For investors in cash-rich tech stocks like Apple (AAPL) , Microsoft (MSFT) , Cisco (CSCO) , Alphabet (GOOGL) and Oracle (ORCL) , talk of a tax break on offshore cash conjures visions of vast stock buybacks and dividend payouts.
Those five tech companies alone have more than half a trillion dollars stashed overseas, according to S&P Global. All together, corporate American might repatriate $1 trillion over a number of years if the government slashes the tax rate for bringing overseas cash back to the U.S. as part of a larger tax reform package, S&P Global forecast in a recent report.
While equity investors look towards overseas tax reform with optimism, pushed the stocks of many of these companies higher, debt holders who have lent heavily to fund tech's corporate needs while cash was stuck outside the country may view a tax holiday with some trepidation. "Debt investors are looking at it the other way," said S&P Global analyst Andrew Chang of the talk of buybacks and dividends. "Is this going to hurt me?"
Through a process that Chang describes as "synthetic cash repatriation," companies in tech and other sectors raised debt over the last few years to pay for buybacks, dividends and other needs, instead of drawing on their overseas funds and getting taxed on them. The cash provided debt investors with kind of safety net, however, even if creditors don't have a legal claim on the funds. "It wasn't collateral as much as a cushion, a nice thing to have," Chang said.
Take Apple, for instance.

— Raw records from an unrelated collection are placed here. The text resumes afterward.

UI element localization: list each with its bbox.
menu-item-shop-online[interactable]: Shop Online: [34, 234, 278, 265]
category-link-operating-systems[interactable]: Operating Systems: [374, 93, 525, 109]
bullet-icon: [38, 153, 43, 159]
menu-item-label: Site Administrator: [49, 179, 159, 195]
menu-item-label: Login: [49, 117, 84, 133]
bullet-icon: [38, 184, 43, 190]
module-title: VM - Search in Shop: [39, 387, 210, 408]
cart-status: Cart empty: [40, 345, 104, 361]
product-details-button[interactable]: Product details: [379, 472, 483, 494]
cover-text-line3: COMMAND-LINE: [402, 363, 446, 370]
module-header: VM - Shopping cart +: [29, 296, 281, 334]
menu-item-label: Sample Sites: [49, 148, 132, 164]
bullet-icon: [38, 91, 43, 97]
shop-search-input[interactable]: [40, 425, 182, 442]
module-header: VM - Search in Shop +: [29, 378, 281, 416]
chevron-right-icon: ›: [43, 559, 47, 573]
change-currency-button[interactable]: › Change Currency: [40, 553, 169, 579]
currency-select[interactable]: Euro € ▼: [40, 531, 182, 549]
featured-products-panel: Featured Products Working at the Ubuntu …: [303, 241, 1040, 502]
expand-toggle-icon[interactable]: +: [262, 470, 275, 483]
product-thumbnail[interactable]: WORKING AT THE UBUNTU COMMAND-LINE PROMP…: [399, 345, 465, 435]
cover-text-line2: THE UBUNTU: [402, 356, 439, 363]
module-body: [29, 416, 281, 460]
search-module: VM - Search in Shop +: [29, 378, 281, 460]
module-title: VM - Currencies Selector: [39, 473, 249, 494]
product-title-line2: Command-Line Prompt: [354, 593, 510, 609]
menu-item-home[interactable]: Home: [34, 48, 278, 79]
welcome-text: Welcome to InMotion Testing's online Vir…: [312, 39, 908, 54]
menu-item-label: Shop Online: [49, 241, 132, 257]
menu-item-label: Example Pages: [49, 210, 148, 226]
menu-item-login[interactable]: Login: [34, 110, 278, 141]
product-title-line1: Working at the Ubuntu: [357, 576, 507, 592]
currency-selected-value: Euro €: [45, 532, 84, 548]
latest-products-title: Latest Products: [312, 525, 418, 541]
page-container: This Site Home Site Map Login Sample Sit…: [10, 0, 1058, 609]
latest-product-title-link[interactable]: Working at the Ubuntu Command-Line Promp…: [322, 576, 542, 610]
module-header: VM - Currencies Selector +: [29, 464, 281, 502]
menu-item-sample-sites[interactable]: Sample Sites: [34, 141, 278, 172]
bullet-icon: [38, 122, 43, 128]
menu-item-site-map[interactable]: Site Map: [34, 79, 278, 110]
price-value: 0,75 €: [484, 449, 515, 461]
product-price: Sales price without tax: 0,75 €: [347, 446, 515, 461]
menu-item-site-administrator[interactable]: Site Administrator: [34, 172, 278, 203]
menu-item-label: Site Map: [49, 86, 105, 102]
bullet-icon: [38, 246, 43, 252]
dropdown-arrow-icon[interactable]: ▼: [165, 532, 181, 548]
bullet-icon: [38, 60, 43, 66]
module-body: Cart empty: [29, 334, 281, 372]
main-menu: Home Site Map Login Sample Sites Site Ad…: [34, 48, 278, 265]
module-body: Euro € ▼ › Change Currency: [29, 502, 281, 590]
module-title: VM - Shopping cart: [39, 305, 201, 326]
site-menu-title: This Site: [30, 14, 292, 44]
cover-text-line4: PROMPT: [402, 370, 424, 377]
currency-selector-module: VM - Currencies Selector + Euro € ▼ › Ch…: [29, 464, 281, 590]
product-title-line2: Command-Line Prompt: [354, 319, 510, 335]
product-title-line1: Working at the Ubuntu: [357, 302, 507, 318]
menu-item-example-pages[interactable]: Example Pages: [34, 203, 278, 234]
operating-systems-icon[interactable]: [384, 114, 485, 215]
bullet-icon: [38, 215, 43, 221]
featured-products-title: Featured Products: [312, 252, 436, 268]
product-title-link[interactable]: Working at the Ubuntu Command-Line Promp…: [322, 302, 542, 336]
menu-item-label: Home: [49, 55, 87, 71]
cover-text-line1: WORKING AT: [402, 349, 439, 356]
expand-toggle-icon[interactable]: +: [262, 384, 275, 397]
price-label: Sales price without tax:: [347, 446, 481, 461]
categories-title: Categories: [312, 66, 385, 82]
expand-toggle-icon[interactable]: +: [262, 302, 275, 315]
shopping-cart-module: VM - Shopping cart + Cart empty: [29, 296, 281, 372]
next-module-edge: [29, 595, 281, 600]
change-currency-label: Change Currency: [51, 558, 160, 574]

The iPhone maker's balance sheet went from zero debt to $97 billion in debt over the last five years. "The first question [credit investors] ask is now can Apple bring back $230 billion in cash and can they use all of that for buybacks?"
A group of 25 companies comprising tech giants like Apple and Microsoft but also Ford (F) , General Motors (GM) , Pfizer (PFE) and Dow Chemiccal (DOW) has about $1 trillion in overseas cash. S&P Global estimates that this group could bring home more than $700 billion over a number of years, accounting for 75% of the total cash repatriated.
Companies with rock-solid credit ratings like Apple or Microsoft should still be safe bets since even if they repatriated a significant amount of their funds and launched massive buybacks, they would still likely have more cash than debt.
If S&P is correct and $1 trillion flows into U.S. coffers over the coming years, activists could well take notice. These shareholders could lobby for companies to return more cash to shareholders and companies with low investment grade or high speculative credit could face credit risk. The group of crossover companies with ratings at the low end of investment grade includes Hewlett-Packard Enterprise (HPE) , Ford and GM. Privately held Dell is at the upper end of speculative grade.
Not all companies that have accumulated cash overseas have as stable a credit rating as Apple and Microsoft. "There are companies in healthcare and tech that have a lot of [offshore] cash despite being in the lower investment grades or higher speculative grades," Chang said. "Those guys could face a credit risk if they were to be more aggressive" in terms of returning cash to shareholders.
Assigning risk is difficult, because terms of a tax reform package are hypothetical. If a tax reform package were passed, Chang said, credit investors would expect guidance from management.
"As this tax reform moves along, and let's say it happens in the second half of '17, I could imagine these companies will make announcements of what they intend to do," Chang said. Creditors would expect guidance on how a board would prioritize returning cash to shareholders, versus paying down debt or making acquisitions. "We wold expect very transparent messaging from the CEO or CFO on tax reform to remove any confusion in the debt market and equity market," he said.
The government could place restrictions on how much cash companies can return to shareholders. A 2004 tax holiday included such provisions, but lacked a means for enforcing the rule, and so most of the funds wound up going to buybacks and dividends.
Without limits on buybacks and dividends, the cash stockpiles that companies in tech and other sectors have built up would likely diminish. With it would go at least some of the cushion that has given the credit market assurance.
"These companies like Apple and Microsoft, they are smart. They know what debt investors are looking for," Chang said. "They have to find a way to appease both parties."
It's not just a question of smarts. If activists push for greater returns, cash-rich companies in tech and other sectors will face a difficult balancing act between equity and debt. If companies' credit ratings suffer, they can expect to pay more for debt. And they could also limit the amount of leverage they could take on to fund acquisitions or other goals.